Aton sinks into madness after Malice's death but is cared for by Coquina under heavy sedation while his mind repairs itself. Bedside insists on taking Aton back to Chthon and Coquina is forced to wake him. Aton confronts Bedside and Bedside suggests that Chthon can stop Aton's internal conflict between his Minion and human natures. Bedside goads Aton into a violent outburst, but Aton stops short of murder and realizes that Malice's sacrifice and Coquina's care have worked and that he is finally able to overcome his Minion nature. He returns to Coquina only to find that she is dying of the chill, which has recently struck Hvee. She chose to continue caring for Aton rather than leave the planet to save herself. Bedside has followed Aton and makes a final offer that Chthon will save Coquina in return for Aton's service. Aton agrees. Chthon, meanwhile, realizes that humanity is not wholly evil, and its view of mankind had been skewed by the criminals and madmen that had been imprisoned within the caves. Also, in curing Coquina, Chthon finds that the chill is an unintended side effect of a message sent by a superior intellect across the galaxy.

==Reception==
Chthon was a finalist for the 1968 Hugo Award for Best Novel and the Nebula Award for Best Novel of 1967.
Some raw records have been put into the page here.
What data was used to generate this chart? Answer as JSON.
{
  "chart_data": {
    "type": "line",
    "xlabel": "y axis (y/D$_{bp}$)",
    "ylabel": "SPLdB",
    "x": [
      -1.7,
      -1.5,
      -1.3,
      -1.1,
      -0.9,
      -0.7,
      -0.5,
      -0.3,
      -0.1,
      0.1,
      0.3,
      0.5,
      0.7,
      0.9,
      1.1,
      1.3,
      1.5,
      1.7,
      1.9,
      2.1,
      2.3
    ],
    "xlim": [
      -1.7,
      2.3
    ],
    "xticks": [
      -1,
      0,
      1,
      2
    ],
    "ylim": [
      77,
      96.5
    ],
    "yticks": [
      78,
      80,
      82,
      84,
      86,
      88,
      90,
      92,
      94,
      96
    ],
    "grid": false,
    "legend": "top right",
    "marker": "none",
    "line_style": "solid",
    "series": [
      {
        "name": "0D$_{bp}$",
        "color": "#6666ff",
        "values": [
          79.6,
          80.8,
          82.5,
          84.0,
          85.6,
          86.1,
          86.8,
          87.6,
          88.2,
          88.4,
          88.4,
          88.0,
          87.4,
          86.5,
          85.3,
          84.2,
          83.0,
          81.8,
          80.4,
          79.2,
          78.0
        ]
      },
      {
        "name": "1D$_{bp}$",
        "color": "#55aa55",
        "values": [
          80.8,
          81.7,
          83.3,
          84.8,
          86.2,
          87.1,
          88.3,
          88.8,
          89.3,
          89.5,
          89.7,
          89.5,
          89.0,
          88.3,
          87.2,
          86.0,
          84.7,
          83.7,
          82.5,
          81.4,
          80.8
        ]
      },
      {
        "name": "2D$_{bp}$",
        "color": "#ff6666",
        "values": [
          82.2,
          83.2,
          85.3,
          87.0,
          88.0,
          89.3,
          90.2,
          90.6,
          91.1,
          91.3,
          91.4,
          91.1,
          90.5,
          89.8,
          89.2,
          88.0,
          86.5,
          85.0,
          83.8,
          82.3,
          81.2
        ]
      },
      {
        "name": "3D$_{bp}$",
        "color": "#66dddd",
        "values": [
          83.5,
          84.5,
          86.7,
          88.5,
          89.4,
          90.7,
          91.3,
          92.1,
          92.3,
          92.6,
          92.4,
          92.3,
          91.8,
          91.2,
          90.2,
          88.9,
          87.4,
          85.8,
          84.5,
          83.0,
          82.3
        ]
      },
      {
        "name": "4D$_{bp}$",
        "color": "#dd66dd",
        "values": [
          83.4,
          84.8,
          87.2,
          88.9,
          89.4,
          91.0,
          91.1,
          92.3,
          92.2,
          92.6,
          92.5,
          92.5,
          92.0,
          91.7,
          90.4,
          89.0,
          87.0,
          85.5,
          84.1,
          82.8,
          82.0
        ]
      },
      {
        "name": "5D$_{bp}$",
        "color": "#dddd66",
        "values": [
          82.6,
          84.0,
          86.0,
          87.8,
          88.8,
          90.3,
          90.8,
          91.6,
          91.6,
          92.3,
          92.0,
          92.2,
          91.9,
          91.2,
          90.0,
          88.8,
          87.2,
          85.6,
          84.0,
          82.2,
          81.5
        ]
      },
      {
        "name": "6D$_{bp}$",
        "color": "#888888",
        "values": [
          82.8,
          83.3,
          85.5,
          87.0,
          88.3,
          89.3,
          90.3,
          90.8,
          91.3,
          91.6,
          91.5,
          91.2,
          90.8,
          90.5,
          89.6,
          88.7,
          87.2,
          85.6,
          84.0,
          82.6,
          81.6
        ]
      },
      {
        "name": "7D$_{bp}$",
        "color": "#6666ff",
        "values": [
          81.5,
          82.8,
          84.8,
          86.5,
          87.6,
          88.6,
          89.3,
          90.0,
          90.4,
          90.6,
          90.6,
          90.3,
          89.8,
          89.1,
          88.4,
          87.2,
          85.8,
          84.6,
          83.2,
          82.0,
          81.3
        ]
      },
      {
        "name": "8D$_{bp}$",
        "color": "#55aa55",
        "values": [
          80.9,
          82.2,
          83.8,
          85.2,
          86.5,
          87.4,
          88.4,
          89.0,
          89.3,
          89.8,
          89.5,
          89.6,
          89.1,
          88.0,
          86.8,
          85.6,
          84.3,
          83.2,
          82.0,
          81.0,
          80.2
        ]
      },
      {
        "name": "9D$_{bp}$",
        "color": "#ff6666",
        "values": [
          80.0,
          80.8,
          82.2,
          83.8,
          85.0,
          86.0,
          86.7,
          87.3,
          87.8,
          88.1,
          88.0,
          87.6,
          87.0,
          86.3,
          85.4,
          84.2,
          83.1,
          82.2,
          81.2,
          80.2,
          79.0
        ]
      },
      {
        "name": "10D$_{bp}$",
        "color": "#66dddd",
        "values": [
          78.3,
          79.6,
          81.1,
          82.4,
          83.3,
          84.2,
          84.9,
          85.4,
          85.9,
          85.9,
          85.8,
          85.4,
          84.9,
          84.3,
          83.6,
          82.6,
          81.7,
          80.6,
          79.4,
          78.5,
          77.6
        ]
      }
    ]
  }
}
Charlie Jane Anders called it "dark and weird as heck",

Galactic Journey lambasted it as "terrible" and "an odious turd", and noted that its "premise (is) fundamentally implausible".

==Structure==
Anthony has described the structure of the novel as a "double hexagon". There are six sections each divided into two parts. Aton Five's time in prison forms the major framework and constitutes one of the parts in each section. The other part includes flashbacks or flashforwards to parallel events in Aton's past or future.